Let $F$ be a number field and let $O_F$ be its ring of integer. I am looking for a definition for the "non-congruency" of two ideals of $O_F$ module another, in an attempt to generalize things we had for $\mathbb{Z}$ in number theory to ideals in $O_F$. I want this definition to be in a way that the number of ideals of $O_F$ that are "non-congruent" module an ideal $I\trianglelefteq O_F$ and are relatively prime to it be equal to $$\phi(I):=N(I)\prod_{p|I}(1-\frac{1}{N(p)})$$ similar to the cardinal of the reduced residue system in $\mathbb{Z}$.
I first tried to create something similar to "$a\equiv b$ (mod $m$) iff $m|a-b$". For this, I let "$I\equiv J$ (mod $K$) iff $I+J\subseteq K$". This looks good at first because we know that every ideal in a Dedekind Domain is uniquely factorized into prime ideals and if $\mathrm{a}\subseteq \mathrm{b}$ then for every prime ideal $p$ we have $n_p(\mathrm{a})\geq n_p(\mathrm{b})$. But taking a closer look, this relation fails to be an equivalence relation since $I\not \equiv I$.

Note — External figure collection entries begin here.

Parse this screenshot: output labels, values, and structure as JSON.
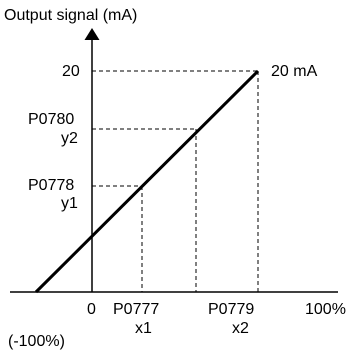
{
  "diagram": {
    "y_axis_title": "Output signal (mA)",
    "y_labels": {
      "top": "20",
      "mid_code": "P0780",
      "mid_var": "y2",
      "low_code": "P0778",
      "low_var": "y1"
    },
    "x_labels": {
      "zero": "0",
      "x1_code": "P0777",
      "x1_var": "x1",
      "x2_code": "P0779",
      "x2_var": "x2",
      "full": "100%",
      "negative": "(-100%)"
    },
    "endpoint_label": "20 mA",
    "colors": {
      "line": "#000000",
      "background": "#ffffff"
    }
  }
}
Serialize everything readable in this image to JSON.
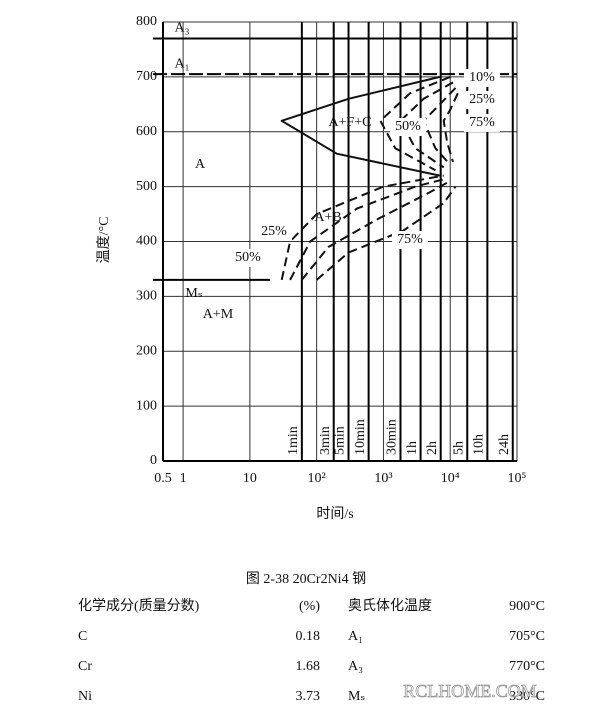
{
  "chart_data": {
    "type": "line",
    "log_x": true,
    "grid": true,
    "color": "#111111",
    "x_label": "时间/s",
    "y_label": "温度/°C",
    "xlim": [
      0.5,
      100000
    ],
    "ylim": [
      0,
      800
    ],
    "xticks": [
      0.5,
      1,
      10,
      {
        "value": 100,
        "label": "10²"
      },
      {
        "value": 1000,
        "label": "10³"
      },
      {
        "value": 10000,
        "label": "10⁴"
      },
      {
        "value": 100000,
        "label": "10⁵"
      }
    ],
    "yticks": [
      0,
      100,
      200,
      300,
      400,
      500,
      600,
      700,
      800
    ],
    "critical_lines": [
      {
        "label": "A₃",
        "value": 770
      },
      {
        "label": "A₁",
        "value": 705
      },
      {
        "label": "Mₛ",
        "value": 330
      }
    ],
    "time_marks": [
      {
        "label": "1min",
        "value": 60
      },
      {
        "label": "3min",
        "value": 180
      },
      {
        "label": "5min",
        "value": 300
      },
      {
        "label": "10min",
        "value": 600
      },
      {
        "label": "30min",
        "value": 1800
      },
      {
        "label": "1h",
        "value": 3600
      },
      {
        "label": "2h",
        "value": 7200
      },
      {
        "label": "5h",
        "value": 18000
      },
      {
        "label": "10h",
        "value": 36000
      },
      {
        "label": "24h",
        "value": 86400
      }
    ],
    "region_labels": [
      "A",
      "A+F+C",
      "A+B",
      "A+M"
    ],
    "series": [
      {
        "dash": false,
        "x": [
          7000,
          300,
          30,
          200,
          7000
        ],
        "values": [
          700,
          660,
          620,
          560,
          520
        ]
      },
      {
        "name": "10%",
        "dash": true,
        "x": [
          10000,
          2500,
          900,
          1500,
          6000
        ],
        "values": [
          700,
          670,
          620,
          570,
          530
        ]
      },
      {
        "name": "25%",
        "dash": true,
        "x": [
          11000,
          4000,
          1800,
          3000,
          8000
        ],
        "values": [
          690,
          660,
          620,
          570,
          535
        ]
      },
      {
        "name": "50%",
        "dash": true,
        "x": [
          12000,
          7000,
          4000,
          6000,
          10000
        ],
        "values": [
          680,
          650,
          620,
          570,
          540
        ]
      },
      {
        "name": "75%",
        "dash": true,
        "x": [
          13000,
          10000,
          8000,
          9000,
          11000
        ],
        "values": [
          670,
          640,
          620,
          580,
          545
        ]
      },
      {
        "dash": true,
        "x": [
          30,
          40,
          100,
          1000,
          8000
        ],
        "values": [
          330,
          400,
          450,
          500,
          520
        ]
      },
      {
        "name": "25%",
        "dash": true,
        "x": [
          40,
          80,
          400,
          3000,
          9000
        ],
        "values": [
          330,
          400,
          460,
          500,
          515
        ]
      },
      {
        "name": "50%",
        "dash": true,
        "x": [
          60,
          150,
          800,
          5000,
          10000
        ],
        "values": [
          330,
          390,
          440,
          490,
          510
        ]
      },
      {
        "name": "75%",
        "dash": true,
        "x": [
          100,
          300,
          2000,
          8000,
          12000
        ],
        "values": [
          330,
          380,
          420,
          470,
          500
        ]
      }
    ]
  },
  "caption": "图 2-38    20Cr2Ni4 钢",
  "table": {
    "header": [
      "化学成分(质量分数)",
      "(%)",
      "奥氏体化温度",
      "900°C"
    ],
    "rows": [
      [
        "C",
        "0.18",
        "A₁",
        "705°C"
      ],
      [
        "Cr",
        "1.68",
        "A₃",
        "770°C"
      ],
      [
        "Ni",
        "3.73",
        "Mₛ",
        "330°C"
      ]
    ]
  },
  "watermark": "RCLHOME.COM"
}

I have looked through some books and seen that $\phi(I)$ is often defined to be the number of units in $\frac{O_F}{I}$. With this definition, one can prove the formula given above. But I don't see how "the units in $\frac{O_F}{I}$" can be related to "non-congruency of ideals module another".
Any idea would be appreciated. If you've seen any books or articles that have introduced this concept, please let me know.
This is not a proper answer, just too long for a comment.
It's an interesting question, but I fear you will not find a satisfactory answer. The ideals in a number ring are very good at replicating the multiplicative structure of the integers, but less so for the additive structure. Note that in a PID, the analogue is clear, but when PID fails, the fact that you have multiple generators causes trouble.
The perhaps slightly less naïve idea, and the way to relate it to units, is to think of the image of prime ideals under the quotient map to $O_F/I$ and hope you can say something about the units in the image. The problem is, either they are zero, or they only contain zero divisors, or they are the entire ring. This follows from unique prime ideal factorization. Even for principal ideals, picking a generator and sending it to the quotient will not give you a canonical unit, since $\langle\alpha\rangle = \langle u\alpha\rangle$ for any unit, but $\alpha \not\equiv u\alpha$ mod $I$ if $u-1\notin I$. In general, ideals are bad at capturing any information about units.